Les sorciers profitent de la détresse des « patients » qui sont en réalité des malades sous l’emprise du désespoir et du malheur. Apparemment, la détresse est le point commun de tous ceux qui ont recours à ce genre de pratique. Les soi-disant « guérisseuses » parviennent facilement à duper et à persuader leurs clients avec de belles paroles leur promettant un avenir radieux. Et comme ces gens sont désespérés, le plus important à leurs yeux est d’y croire. Pour eux, c’est une lueur d’espoir.
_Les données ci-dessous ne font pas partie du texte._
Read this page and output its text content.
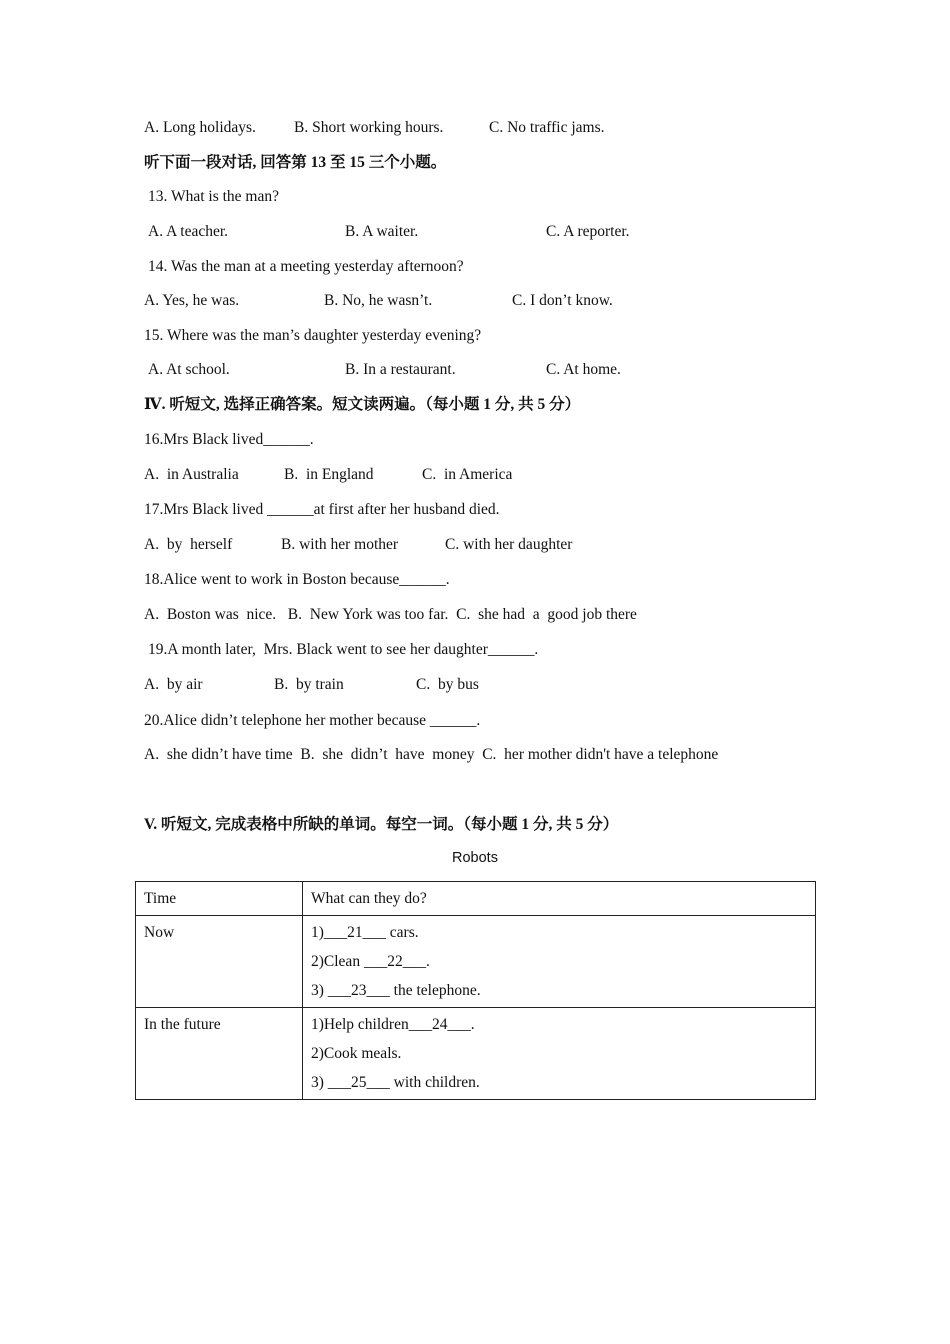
A. Long holidays. B. Short working hours.	C. No traffic jams.
听下面一段对话, 回答第 13 至 15 三个小题。
13. What is the man?
A. A teacher.	B. A waiter.	C. A reporter.
14. Was the man at a meeting yesterday afternoon?
A. Yes, he was.	B. No, he wasn’t.	C. I don’t know.
15. Where was the man’s daughter yesterday evening?
A. At school.	B. In a restaurant.	C. At home.
Ⅳ. 听短文, 选择正确答案。短文读两遍。（每小题 1 分, 共 5 分）
16.Mrs Black lived______.
A.  in Australia	B.  in England	C.  in America
17.Mrs Black lived ______at first after her husband died.
A.  by  herself	B. with her mother	C. with her daughter
18.Alice went to work in Boston because______.
A.  Boston was  nice.   B.  New York was too far.  C.  she had  a  good job there
19.A month later,  Mrs. Black went to see her daughter______.
A.  by air	B.  by train	C.  by bus
20.Alice didn’t telephone her mother because ______.
A.  she didn’t have time  B.  she  didn’t  have  money  C.  her mother didn't have a telephone
V. 听短文, 完成表格中所缺的单词。每空一词。（每小题 1 分, 共 5 分）
Robots
Time	What can they do?
Now	1)___21___ cars.
2)Clean ___22___.
3) ___23___ the telephone.

In the future	1)Help children___24___.
2)Cook meals.
3) ___25___ with children.
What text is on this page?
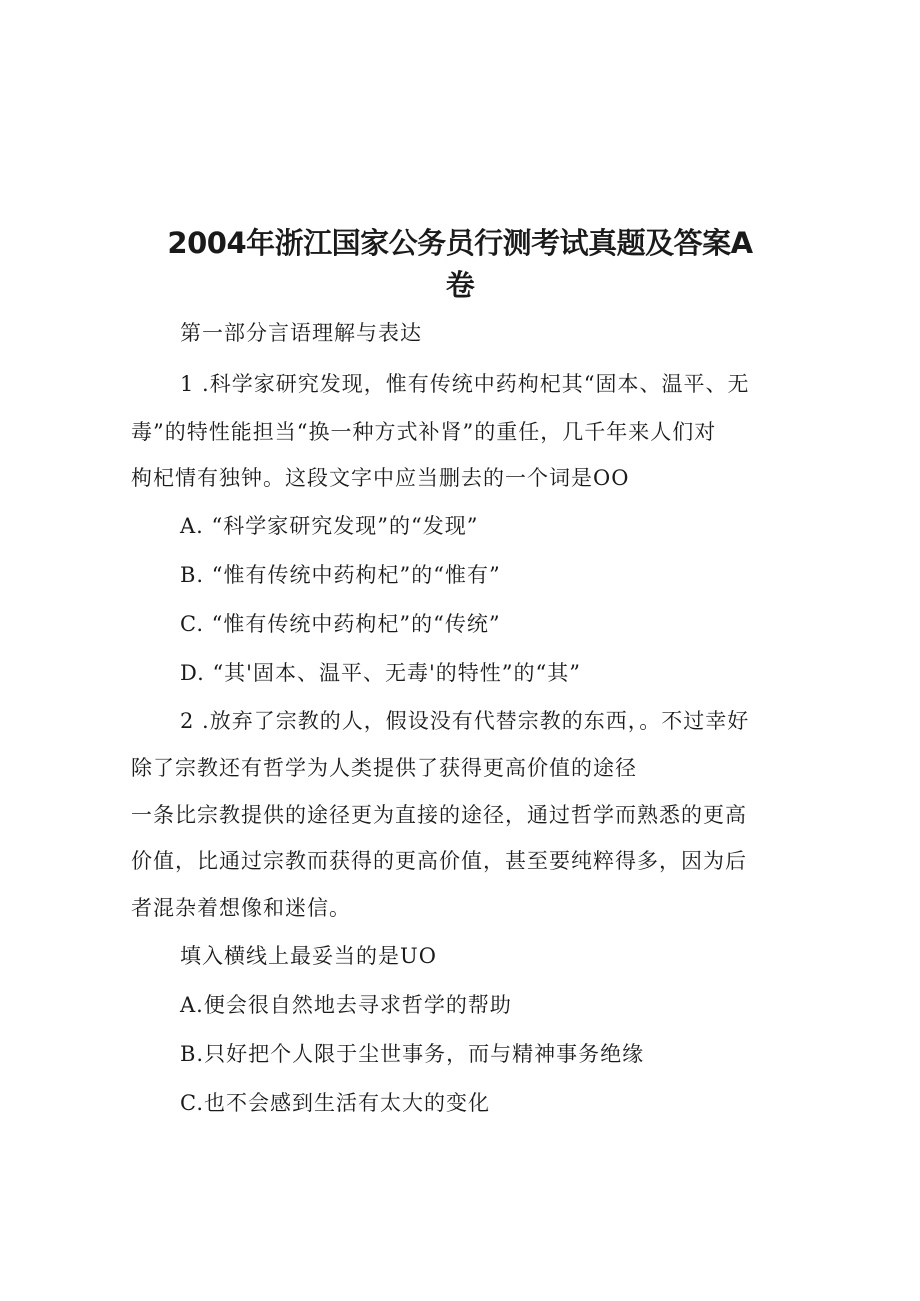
2004年浙江国家公务员行测考试真题及答案A
卷
第一部分言语理解与表达
1 .科学家研究发现，惟有传统中药枸杞其“固本、温平、无
毒”的特性能担当“换一种方式补肾”的重任，几千年来人们对
枸杞情有独钟。这段文字中应当删去的一个词是OO
A. “科学家研究发现”的“发现”
B. “惟有传统中药枸杞”的“惟有”
C. “惟有传统中药枸杞”的“传统”
D. “其'固本、温平、无毒'的特性”的“其”
2 .放弃了宗教的人，假设没有代替宗教的东西，。不过幸好
除了宗教还有哲学为人类提供了获得更高价值的途径
一条比宗教提供的途径更为直接的途径，通过哲学而熟悉的更高
价值，比通过宗教而获得的更高价值，甚至要纯粹得多，因为后
者混杂着想像和迷信。
填入横线上最妥当的是UO
A.便会很自然地去寻求哲学的帮助
B.只好把个人限于尘世事务，而与精神事务绝缘
C.也不会感到生活有太大的变化
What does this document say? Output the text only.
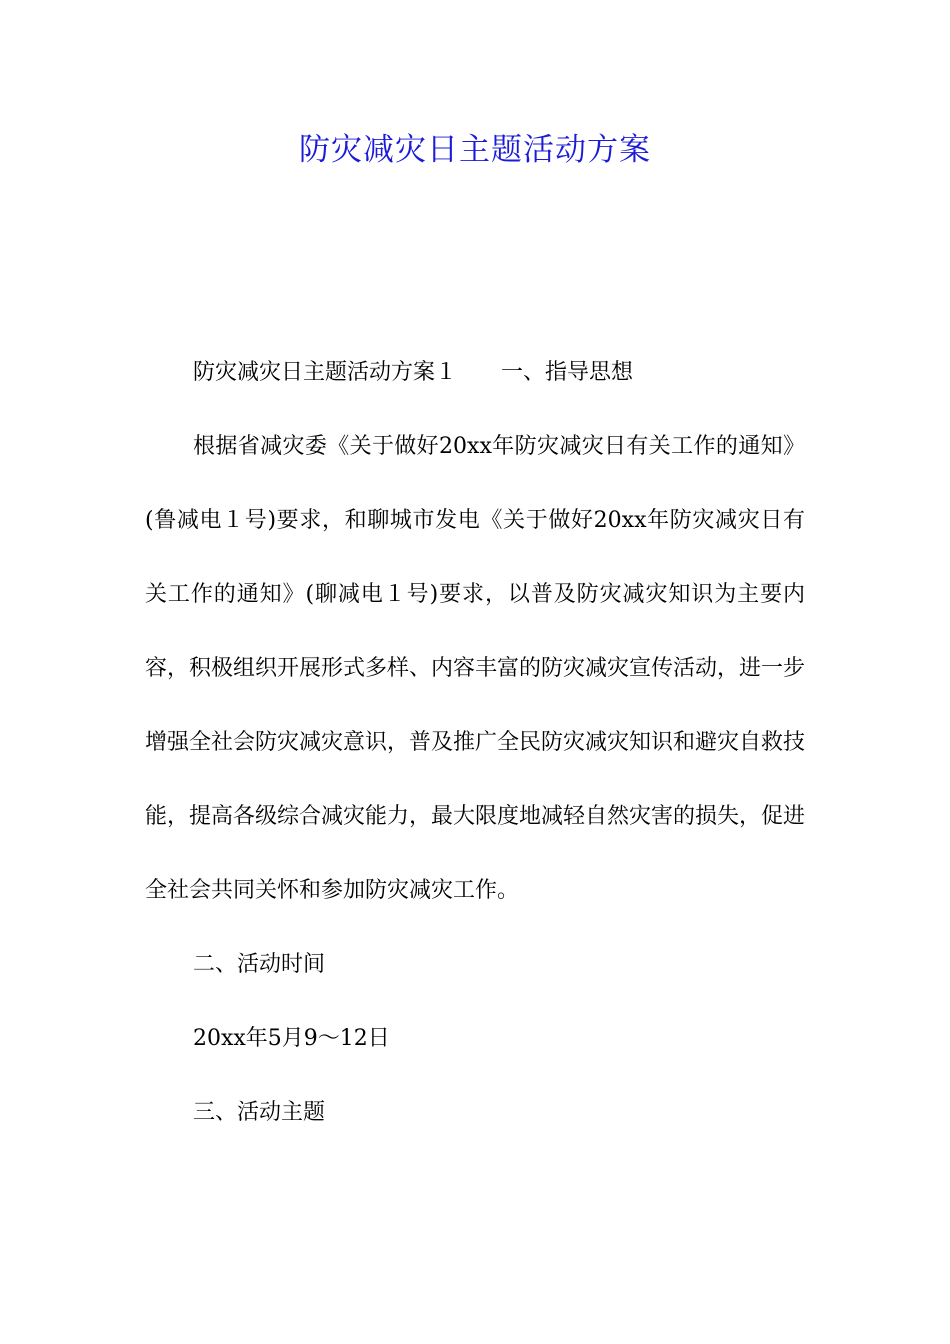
防灾减灾日主题活动方案

防灾减灾日主题活动方案１　　一、指导思想

根据省减灾委《关于做好20xx年防灾减灾日有关工作的通知》(鲁减电１号)要求，和聊城市发电《关于做好20xx年防灾减灾日有关工作的通知》(聊减电１号)要求，以普及防灾减灾知识为主要内容，积极组织开展形式多样、内容丰富的防灾减灾宣传活动，进一步增强全社会防灾减灾意识，普及推广全民防灾减灾知识和避灾自救技能，提高各级综合减灾能力，最大限度地减轻自然灾害的损失，促进全社会共同关怀和参加防灾减灾工作。

二、活动时间

20xx年5月9～12日

三、活动主题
Personne n’est épargné, y compris les intellectuels. Les personnes qui n’ont pas la foi en Dieu sont des proies faciles à toutes les pratiques douteuses, y compris la sorcellerie, car l’islam l’interdit. Elle est également punie par la loi, ce qui explique les multiples arrestations dont ont fait l’objet plusieurs d’entre eux et d’entre elles. C’est là une facette d’une société prise par le désespoir et démunie de toute humanité.